A bientôt pour de nouvelles aventures !

Une séance de masque neutre

Aujourd’hui, nous nous retrouvons en réel, après plusieurs semaines à distance. Comme je ne sais pas pour combien de temps ce sera possible, je décide de profiter au maximum de cette opportunité. On ne saisit que mieux la valeur d’être ensemble et de partager.

J’avais prévu de travailler sur des textes mais je change mon fusil d’épaule et décide d’expérimenter avec eux le masque neutre. On troque donc nos masques sanitaires pour des masques neutres, ce qui n’est pas désagréable. Les jeunes commencent d’ailleurs par comparer ce que cela fait comme différence avec le masque sanitaire…Ce sont des masques blancs qui permettent de travailler sur la disponibilité, l’écoute, l’ouverture. Ils agrandissent les gestes, donnent de l’amplitude au corps et permettent de faire attention à la portée de chaque geste. Il n’y a plus de psychologie, ni de personnage. L’objet de la séance est donc un travail du corps important.

Les jeunes commencent par observer les masques, les mettre et déambuler dans l’espace pour voir ce que cela produit sur soi et sur les autres. Regarder et être regardé en somme, ce qui est déjà beaucoup. Ils sont à la fois amusés et un peu effrayés par ce masque.

On travaille ensuite sur les états et émotions avec les masques. Comment un petit geste, un mouvement peut créer l’état ou l’émotion ? Comment chaque corps parle différemment ? Comment chacun est unique pour exprimer un langage ? Un groupe fait, l’autre observe. Nous échangeons. Ce masque les perturbe, les bouscule mais il transforme et cela fait du bien. On essaie, on tâtonne, on est dans l’expérience.

Nous réalisons ensuite plusieurs improvisations par deux et ce qui est extraordinaire, c’est qu’avec les mêmes consignes, chacun a une façon différente de comprendre, de donner, de vivre l’expérience. Ils s’en rendent compte dans leur retour et apprécient aussi la place de spectateur, de recevoir ce que leurs camarades leur donnent.

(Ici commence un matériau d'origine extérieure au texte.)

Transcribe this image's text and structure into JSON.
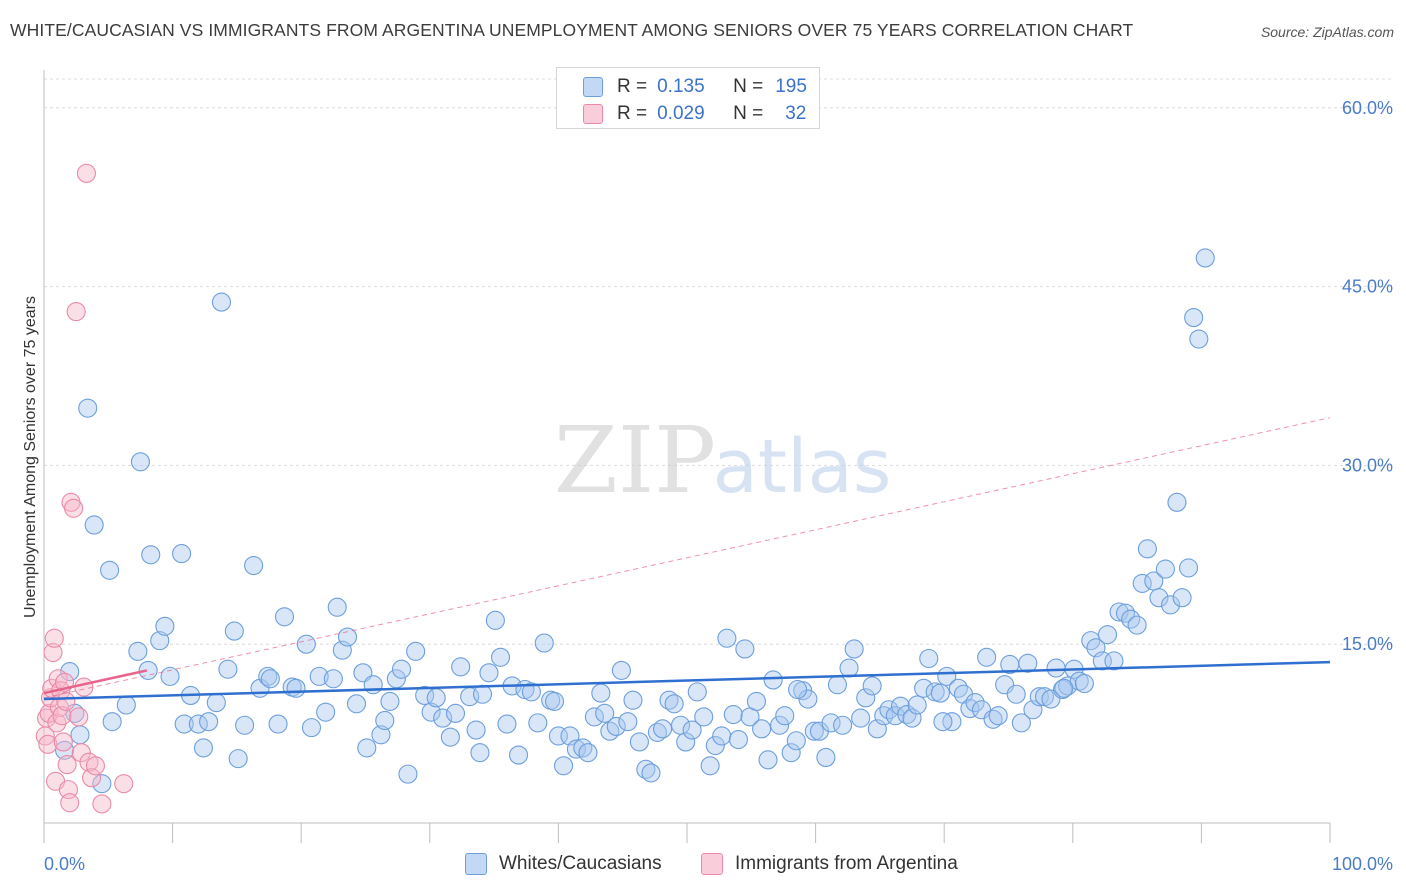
{
  "title": "WHITE/CAUCASIAN VS IMMIGRANTS FROM ARGENTINA UNEMPLOYMENT AMONG SENIORS OVER 75 YEARS CORRELATION CHART",
  "source": "Source: ZipAtlas.com",
  "watermark": {
    "zip": "ZIP",
    "atlas": "atlas"
  },
  "legend": {
    "rows": [
      {
        "r_label": "R =",
        "r_value": "0.135",
        "n_label": "N =",
        "n_value": "195"
      },
      {
        "r_label": "R =",
        "r_value": "0.029",
        "n_label": "N =",
        "n_value": "32"
      }
    ]
  },
  "colors": {
    "blue_fill": "#a9c8f0",
    "blue_stroke": "#6d9fdc",
    "blue_line": "#2f6fcf",
    "pink_fill": "#f6b8ca",
    "pink_stroke": "#ea8aa8",
    "pink_line": "#e8648c",
    "tick_text": "#4a7cc8",
    "grid": "#dcdcdc"
  },
  "chart_data": {
    "type": "scatter",
    "title": "WHITE/CAUCASIAN VS IMMIGRANTS FROM ARGENTINA UNEMPLOYMENT AMONG SENIORS OVER 75 YEARS CORRELATION CHART",
    "xlabel": "",
    "ylabel": "Unemployment Among Seniors over 75 years",
    "xlim": [
      0,
      100
    ],
    "ylim": [
      0,
      63
    ],
    "x_tick_labels": [
      "0.0%",
      "100.0%"
    ],
    "y_ticks": [
      15,
      30,
      45,
      60
    ],
    "y_tick_labels": [
      "15.0%",
      "30.0%",
      "45.0%",
      "60.0%"
    ],
    "grid": true,
    "series": [
      {
        "name": "Whites/Caucasians",
        "r": 0.135,
        "n": 195,
        "trend": {
          "x": [
            0,
            100
          ],
          "y": [
            10.4,
            13.5
          ]
        },
        "points": [
          [
            1.6,
            6.1
          ],
          [
            2.0,
            12.7
          ],
          [
            2.4,
            9.2
          ],
          [
            2.8,
            7.4
          ],
          [
            3.4,
            34.8
          ],
          [
            3.9,
            25.0
          ],
          [
            4.5,
            3.3
          ],
          [
            5.1,
            21.2
          ],
          [
            5.3,
            8.5
          ],
          [
            6.4,
            9.9
          ],
          [
            7.5,
            30.3
          ],
          [
            7.3,
            14.4
          ],
          [
            8.1,
            12.8
          ],
          [
            8.3,
            22.5
          ],
          [
            9.0,
            15.3
          ],
          [
            9.4,
            16.5
          ],
          [
            9.8,
            12.3
          ],
          [
            10.7,
            22.6
          ],
          [
            10.9,
            8.3
          ],
          [
            11.4,
            10.7
          ],
          [
            12.0,
            8.3
          ],
          [
            12.4,
            6.3
          ],
          [
            12.8,
            8.5
          ],
          [
            13.4,
            10.1
          ],
          [
            13.8,
            43.7
          ],
          [
            14.3,
            12.9
          ],
          [
            14.8,
            16.1
          ],
          [
            15.1,
            5.4
          ],
          [
            15.6,
            8.2
          ],
          [
            16.3,
            21.6
          ],
          [
            16.8,
            11.3
          ],
          [
            17.4,
            12.3
          ],
          [
            17.6,
            12.1
          ],
          [
            18.2,
            8.3
          ],
          [
            18.7,
            17.3
          ],
          [
            19.3,
            11.4
          ],
          [
            19.6,
            11.3
          ],
          [
            20.4,
            15.0
          ],
          [
            20.8,
            8.0
          ],
          [
            21.4,
            12.3
          ],
          [
            21.9,
            9.3
          ],
          [
            22.5,
            12.1
          ],
          [
            22.8,
            18.1
          ],
          [
            23.2,
            14.5
          ],
          [
            23.6,
            15.6
          ],
          [
            24.3,
            10.0
          ],
          [
            24.8,
            12.6
          ],
          [
            25.1,
            6.3
          ],
          [
            25.6,
            11.6
          ],
          [
            26.2,
            7.4
          ],
          [
            26.5,
            8.6
          ],
          [
            26.9,
            10.2
          ],
          [
            27.4,
            12.1
          ],
          [
            27.8,
            12.9
          ],
          [
            28.3,
            4.1
          ],
          [
            28.9,
            14.4
          ],
          [
            29.6,
            10.7
          ],
          [
            30.1,
            9.3
          ],
          [
            30.5,
            10.5
          ],
          [
            31.0,
            8.8
          ],
          [
            31.6,
            7.2
          ],
          [
            32.0,
            9.2
          ],
          [
            32.4,
            13.1
          ],
          [
            33.1,
            10.6
          ],
          [
            33.6,
            7.8
          ],
          [
            34.1,
            10.8
          ],
          [
            34.6,
            12.6
          ],
          [
            35.1,
            17.0
          ],
          [
            35.5,
            13.9
          ],
          [
            36.0,
            8.3
          ],
          [
            36.4,
            11.5
          ],
          [
            36.9,
            5.7
          ],
          [
            37.4,
            11.2
          ],
          [
            37.9,
            11.0
          ],
          [
            38.4,
            8.4
          ],
          [
            38.9,
            15.1
          ],
          [
            39.4,
            10.3
          ],
          [
            40.0,
            7.3
          ],
          [
            40.4,
            4.8
          ],
          [
            40.9,
            7.3
          ],
          [
            41.4,
            6.2
          ],
          [
            41.9,
            6.3
          ],
          [
            42.3,
            5.9
          ],
          [
            42.8,
            8.9
          ],
          [
            43.3,
            10.9
          ],
          [
            43.6,
            9.2
          ],
          [
            44.0,
            7.7
          ],
          [
            44.5,
            8.1
          ],
          [
            44.9,
            12.8
          ],
          [
            45.4,
            8.5
          ],
          [
            45.8,
            10.3
          ],
          [
            46.3,
            6.8
          ],
          [
            46.8,
            4.5
          ],
          [
            47.2,
            4.2
          ],
          [
            47.7,
            7.6
          ],
          [
            48.1,
            7.9
          ],
          [
            48.6,
            10.3
          ],
          [
            49.0,
            10.0
          ],
          [
            49.5,
            8.2
          ],
          [
            49.9,
            6.8
          ],
          [
            50.4,
            7.8
          ],
          [
            50.8,
            11.0
          ],
          [
            51.3,
            8.9
          ],
          [
            51.8,
            4.8
          ],
          [
            52.2,
            6.5
          ],
          [
            52.7,
            7.3
          ],
          [
            53.1,
            15.5
          ],
          [
            53.6,
            9.1
          ],
          [
            54.0,
            7.0
          ],
          [
            54.5,
            14.6
          ],
          [
            54.9,
            8.9
          ],
          [
            55.4,
            10.2
          ],
          [
            55.8,
            7.9
          ],
          [
            56.3,
            5.3
          ],
          [
            56.7,
            12.0
          ],
          [
            57.2,
            8.2
          ],
          [
            57.6,
            9.0
          ],
          [
            58.1,
            5.9
          ],
          [
            58.5,
            6.9
          ],
          [
            59.0,
            11.1
          ],
          [
            59.4,
            10.4
          ],
          [
            59.9,
            7.7
          ],
          [
            60.3,
            7.7
          ],
          [
            60.8,
            5.5
          ],
          [
            61.2,
            8.4
          ],
          [
            61.7,
            11.6
          ],
          [
            62.1,
            8.2
          ],
          [
            62.6,
            13.0
          ],
          [
            63.0,
            14.6
          ],
          [
            63.5,
            8.8
          ],
          [
            63.9,
            10.5
          ],
          [
            64.4,
            11.5
          ],
          [
            64.8,
            7.9
          ],
          [
            65.3,
            9.0
          ],
          [
            65.7,
            9.5
          ],
          [
            66.2,
            9.0
          ],
          [
            66.6,
            9.8
          ],
          [
            67.1,
            9.1
          ],
          [
            67.5,
            8.8
          ],
          [
            67.9,
            9.9
          ],
          [
            68.4,
            11.3
          ],
          [
            68.8,
            13.8
          ],
          [
            69.3,
            11.0
          ],
          [
            69.7,
            10.9
          ],
          [
            70.2,
            12.3
          ],
          [
            70.6,
            8.5
          ],
          [
            71.1,
            11.3
          ],
          [
            71.5,
            10.8
          ],
          [
            72.0,
            9.6
          ],
          [
            72.4,
            10.1
          ],
          [
            72.9,
            9.5
          ],
          [
            73.3,
            13.9
          ],
          [
            73.8,
            8.7
          ],
          [
            74.2,
            9.0
          ],
          [
            74.7,
            11.6
          ],
          [
            75.1,
            13.3
          ],
          [
            75.6,
            10.8
          ],
          [
            76.0,
            8.4
          ],
          [
            76.5,
            13.4
          ],
          [
            76.9,
            9.5
          ],
          [
            77.4,
            10.6
          ],
          [
            77.8,
            10.6
          ],
          [
            78.3,
            10.4
          ],
          [
            78.7,
            13.0
          ],
          [
            79.2,
            11.2
          ],
          [
            79.6,
            11.5
          ],
          [
            80.1,
            12.9
          ],
          [
            80.5,
            11.9
          ],
          [
            80.9,
            11.7
          ],
          [
            81.4,
            15.3
          ],
          [
            81.8,
            14.7
          ],
          [
            82.3,
            13.6
          ],
          [
            82.7,
            15.8
          ],
          [
            83.2,
            13.6
          ],
          [
            83.6,
            17.7
          ],
          [
            84.1,
            17.6
          ],
          [
            84.5,
            17.1
          ],
          [
            85.0,
            16.6
          ],
          [
            85.4,
            20.1
          ],
          [
            85.8,
            23.0
          ],
          [
            86.3,
            20.3
          ],
          [
            86.7,
            18.9
          ],
          [
            87.2,
            21.3
          ],
          [
            87.6,
            18.3
          ],
          [
            88.1,
            26.9
          ],
          [
            88.5,
            18.9
          ],
          [
            89.0,
            21.4
          ],
          [
            89.4,
            42.4
          ],
          [
            89.8,
            40.6
          ],
          [
            90.3,
            47.4
          ],
          [
            79.3,
            11.3
          ],
          [
            33.9,
            5.9
          ],
          [
            39.7,
            10.2
          ],
          [
            58.6,
            11.2
          ],
          [
            69.9,
            8.5
          ]
        ]
      },
      {
        "name": "Immigrants from Argentina",
        "r": 0.029,
        "n": 32,
        "trend": {
          "x": [
            0,
            8
          ],
          "y": [
            10.9,
            12.8
          ]
        },
        "extended_trend": {
          "x": [
            0,
            100
          ],
          "y": [
            10.5,
            34.0
          ]
        },
        "points": [
          [
            0.1,
            7.3
          ],
          [
            0.2,
            8.8
          ],
          [
            0.3,
            6.6
          ],
          [
            0.4,
            9.2
          ],
          [
            0.5,
            10.5
          ],
          [
            0.6,
            11.3
          ],
          [
            0.7,
            14.3
          ],
          [
            0.8,
            15.5
          ],
          [
            0.9,
            3.5
          ],
          [
            1.0,
            8.4
          ],
          [
            1.1,
            12.1
          ],
          [
            1.2,
            9.7
          ],
          [
            1.3,
            11.1
          ],
          [
            1.4,
            9.0
          ],
          [
            1.5,
            6.8
          ],
          [
            1.6,
            11.8
          ],
          [
            1.7,
            10.2
          ],
          [
            1.8,
            4.9
          ],
          [
            1.9,
            2.8
          ],
          [
            2.0,
            1.7
          ],
          [
            2.1,
            26.9
          ],
          [
            2.3,
            26.4
          ],
          [
            2.5,
            42.9
          ],
          [
            2.7,
            8.9
          ],
          [
            2.9,
            5.9
          ],
          [
            3.1,
            11.4
          ],
          [
            3.3,
            54.5
          ],
          [
            3.5,
            5.1
          ],
          [
            3.7,
            3.8
          ],
          [
            4.0,
            4.8
          ],
          [
            4.5,
            1.6
          ],
          [
            6.2,
            3.3
          ]
        ]
      }
    ]
  },
  "bottom_legend": {
    "items": [
      "Whites/Caucasians",
      "Immigrants from Argentina"
    ]
  }
}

J’insiste sur la question du jugement dans la reprise. Il n’y a pas tellement de « c’est bien » ou « ce n’est pas ça ou pas bien » mais plutôt des observations sur les corps différents, la notion du temps (qui n’est pas la même du côté des spectateurs et du côté des comédiens), du plaisir éprouvé en tant que comédien et ressenti par les spectateurs, de la précision des gestes.  

Une très belle séance où chacun a joué le jeu d’essayer ! Nous continuerons à approfondir le masque neutre.

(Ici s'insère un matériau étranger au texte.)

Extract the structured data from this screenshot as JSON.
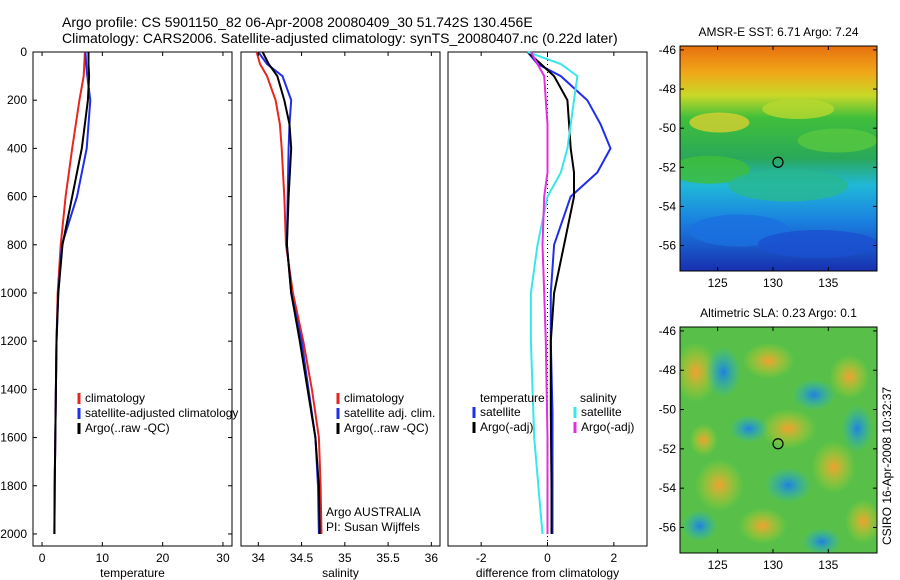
{
  "figure": {
    "title_line1": "Argo profile: CS 5901150_82 06-Apr-2008 20080409_30 51.742S 130.456E",
    "title_line2": "Climatology: CARS2006. Satellite-adjusted climatology: synTS_20080407.nc (0.22d later)",
    "side_label": "CSIRO 16-Apr-2008 10:32:37",
    "colors": {
      "red": "#e8261f",
      "blue": "#1f2ee8",
      "black": "#000000",
      "cyan": "#38e8e8",
      "magenta": "#e030e0"
    }
  },
  "chart_data": [
    {
      "id": "temperature",
      "type": "line",
      "title": "",
      "xlabel": "temperature",
      "ylabel": "",
      "xlim": [
        -1.5,
        31.5
      ],
      "ylim": [
        2050,
        0
      ],
      "xticks": [
        "0",
        "10",
        "20",
        "30"
      ],
      "yticks": [
        "0",
        "200",
        "400",
        "600",
        "800",
        "1000",
        "1200",
        "1400",
        "1600",
        "1800",
        "2000"
      ],
      "legend": [
        "climatology",
        "satellite-adjusted climatology",
        "Argo(..raw -QC)"
      ],
      "legend_position": "lower-right",
      "series": [
        {
          "name": "climatology",
          "color": "#e8261f",
          "x": [
            7.1,
            7.0,
            6.9,
            6.2,
            5.0,
            3.9,
            3.1,
            2.6,
            2.4,
            2.3,
            2.2,
            2.1,
            2.05
          ],
          "y": [
            0,
            50,
            100,
            200,
            400,
            600,
            800,
            1000,
            1200,
            1400,
            1600,
            1800,
            2000
          ]
        },
        {
          "name": "satellite-adjusted climatology",
          "color": "#1f2ee8",
          "x": [
            7.2,
            7.3,
            7.5,
            8.0,
            7.4,
            5.8,
            3.3,
            2.7,
            2.4,
            2.3,
            2.2,
            2.1,
            2.05
          ],
          "y": [
            0,
            50,
            100,
            200,
            400,
            600,
            800,
            1000,
            1200,
            1400,
            1600,
            1800,
            2000
          ]
        },
        {
          "name": "Argo(..raw -QC)",
          "color": "#000000",
          "x": [
            7.7,
            7.7,
            7.8,
            7.6,
            6.6,
            5.0,
            3.4,
            2.7,
            2.4,
            2.3,
            2.2,
            2.1,
            2.05
          ],
          "y": [
            0,
            50,
            100,
            200,
            400,
            600,
            800,
            1000,
            1200,
            1400,
            1600,
            1800,
            2000
          ]
        }
      ]
    },
    {
      "id": "salinity",
      "type": "line",
      "title": "",
      "xlabel": "salinity",
      "ylabel": "",
      "xlim": [
        33.8,
        36.1
      ],
      "ylim": [
        2050,
        0
      ],
      "xticks": [
        "34",
        "34.5",
        "35",
        "35.5",
        "36"
      ],
      "yticks": [],
      "legend": [
        "climatology",
        "satellite adj. clim.",
        "Argo(..raw -QC)"
      ],
      "legend_position": "lower-right",
      "annotations": [
        "Argo AUSTRALIA",
        "PI: Susan Wijffels"
      ],
      "series": [
        {
          "name": "climatology",
          "color": "#e8261f",
          "x": [
            33.98,
            34.02,
            34.1,
            34.2,
            34.25,
            34.27,
            34.3,
            34.32,
            34.4,
            34.52,
            34.62,
            34.7,
            34.72,
            34.73
          ],
          "y": [
            0,
            50,
            100,
            200,
            300,
            400,
            600,
            800,
            1000,
            1200,
            1400,
            1600,
            1800,
            2000
          ]
        },
        {
          "name": "satellite adj. clim.",
          "color": "#1f2ee8",
          "x": [
            34.0,
            34.1,
            34.28,
            34.38,
            34.36,
            34.35,
            34.34,
            34.33,
            34.38,
            34.5,
            34.58,
            34.66,
            34.69,
            34.7
          ],
          "y": [
            0,
            50,
            100,
            200,
            300,
            400,
            600,
            800,
            1000,
            1200,
            1400,
            1600,
            1800,
            2000
          ]
        },
        {
          "name": "Argo(..raw -QC)",
          "color": "#000000",
          "x": [
            34.05,
            34.12,
            34.22,
            34.3,
            34.36,
            34.38,
            34.35,
            34.33,
            34.38,
            34.48,
            34.57,
            34.66,
            34.7,
            34.71
          ],
          "y": [
            0,
            50,
            100,
            200,
            300,
            400,
            600,
            800,
            1000,
            1200,
            1400,
            1600,
            1800,
            2000
          ]
        }
      ]
    },
    {
      "id": "difference",
      "type": "line",
      "title": "",
      "xlabel": "difference from climatology",
      "ylabel": "",
      "xlim": [
        -3,
        3
      ],
      "ylim": [
        2050,
        0
      ],
      "xticks": [
        "-2",
        "0",
        "2"
      ],
      "yticks": [],
      "legend_headers": [
        "temperature",
        "salinity"
      ],
      "legend": [
        "satellite",
        "Argo(-adj)",
        "satellite",
        "Argo(-adj)"
      ],
      "legend_position": "lower-middle",
      "series": [
        {
          "name": "satellite",
          "group": "temperature",
          "color": "#1f2ee8",
          "x": [
            -0.6,
            -0.3,
            0.4,
            1.2,
            1.6,
            1.9,
            1.5,
            0.7,
            0.2,
            0.1,
            0.1,
            0.15,
            0.15,
            0.15
          ],
          "y": [
            0,
            50,
            100,
            200,
            300,
            400,
            500,
            600,
            800,
            1000,
            1200,
            1500,
            1800,
            2000
          ]
        },
        {
          "name": "Argo(-adj)",
          "group": "temperature",
          "color": "#000000",
          "x": [
            -0.6,
            -0.2,
            0.2,
            0.6,
            0.65,
            0.7,
            0.8,
            0.8,
            0.5,
            0.2,
            0.1,
            0.1,
            0.12,
            0.12
          ],
          "y": [
            0,
            50,
            100,
            200,
            300,
            400,
            500,
            600,
            800,
            1000,
            1200,
            1500,
            1800,
            2000
          ]
        },
        {
          "name": "satellite",
          "group": "salinity",
          "color": "#38e8e8",
          "x": [
            -0.6,
            0.4,
            0.9,
            0.8,
            0.7,
            0.6,
            0.4,
            0.0,
            -0.3,
            -0.5,
            -0.5,
            -0.4,
            -0.15
          ],
          "y": [
            0,
            50,
            100,
            200,
            300,
            400,
            500,
            600,
            800,
            1000,
            1200,
            1600,
            2000
          ]
        },
        {
          "name": "Argo(-adj)",
          "group": "salinity",
          "color": "#e030e0",
          "x": [
            -0.5,
            -0.3,
            -0.1,
            -0.05,
            0.0,
            0.0,
            0.0,
            -0.1,
            -0.15,
            -0.1,
            -0.05,
            0.0,
            0.0
          ],
          "y": [
            0,
            50,
            100,
            200,
            300,
            400,
            500,
            600,
            800,
            1000,
            1200,
            1600,
            2000
          ]
        }
      ]
    },
    {
      "id": "sst_map",
      "type": "heatmap",
      "title": "AMSR-E SST: 6.71 Argo: 7.24",
      "xlabel": "",
      "ylabel": "",
      "xlim": [
        121.6,
        139.4
      ],
      "ylim": [
        -57.3,
        -45.8
      ],
      "xticks": [
        "125",
        "130",
        "135"
      ],
      "yticks": [
        "-46",
        "-48",
        "-50",
        "-52",
        "-54",
        "-56"
      ],
      "marker": {
        "lon": 130.456,
        "lat": -51.742
      }
    },
    {
      "id": "sla_map",
      "type": "heatmap",
      "title": "Altimetric SLA: 0.23 Argo: 0.1",
      "xlabel": "",
      "ylabel": "",
      "xlim": [
        121.6,
        139.4
      ],
      "ylim": [
        -57.3,
        -45.8
      ],
      "xticks": [
        "125",
        "130",
        "135"
      ],
      "yticks": [
        "-46",
        "-48",
        "-50",
        "-52",
        "-54",
        "-56"
      ],
      "marker": {
        "lon": 130.456,
        "lat": -51.742
      }
    }
  ]
}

A bientôt pour de nouvelles aventures !

Une séance d’improvisation

Après quelques cours à distance dans ce groupe (ils sont 8, 7 filles et un garçon qui sont volontaires pour faire du théâtre le soir après l’école), nous reprenons ensemble en réel ! Nous sommes tous très heureux de nous revoir en vrai !

Après quelques échauffements, déplacements dans l’espace et exercices de cohésion, nous voilà au cœur de la séance. Aujourd’hui, nous travaillons des improvisations pour se remettre en jambes.

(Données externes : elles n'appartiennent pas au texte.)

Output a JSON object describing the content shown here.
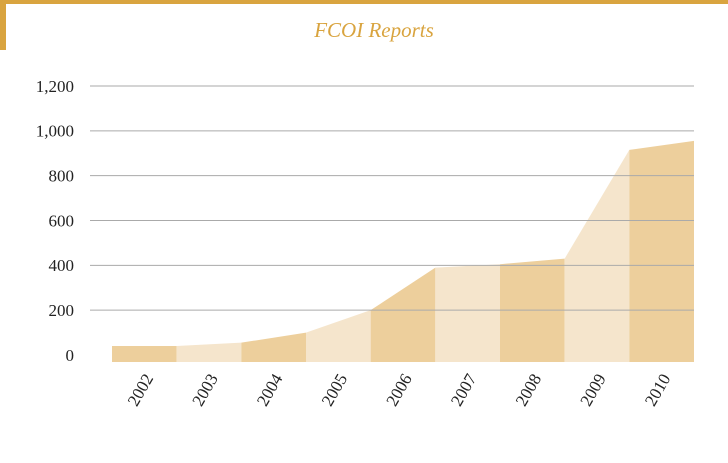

Une série d’improvisations sans paroles, puis une série avec. Je redonne les grandes règles d’une improvisation : accepter la proposition de l’autre, avoir du rythme, trouver une fin, équilibrer la parole, … Je redécouvre avec plaisir comment chacun comprend les consignes et fait avec sa personnalité.

La deuxième série est une improvisation autour de l’horoscope : une personne est la voyante qui fait des prédictions, l’autre est dans la position d’écoute et réagit aux prédictions. Certains trouvent plus difficile de verbaliser, d’autres non. Une improvisation est très calme, il se passe peu de choses, une autre est pleine d’énergie et part un peu dans tous les sens. Je leur fais observer les différences, constater ce qui marche, quand notre écoute est pleine, quand il faut poursuivre et tirer le fil. Ils ont tous envie de jouer, d’essayer, cela fait plaisir à voir.

Ils ont besoin de s’exprimer, de partager, de vivre des émotions et d’autant plus en ce moment où les libertés sont restreintes. C’est tout cela que le théâtre permet !

Nous continuerons sur d’autres thèmes les prochaines fois avant d’attaquer le texte…

A bientôt pour de nouvelles aventures !

Une journée de spectacle

Dans ce groupe, j’ai 12 élèves de 5eme, 10 garçons et 2 filles : une classe entière. C’est un projet d’école. Ils sont plein d’énergie : une énergie tantôt positive, pleine d’enthousiasmes, d’envies et de propositions, tantôt négative qui mène à la dispersion et aux conflits. Il faut donc jongler et canaliser cette énergie.  

Nous avons travaillé 4 mois ensemble (en présentiel, quelle chance, en ce moment !) pour découvrir lors d’échauffements, d’improvisations, de la découverte du clown et du masque neutre, quelques facettes du théâtre. Nous avons aussi travaillé deux scènes de gares comiques pour les mettre en scène avant les vacances de noël.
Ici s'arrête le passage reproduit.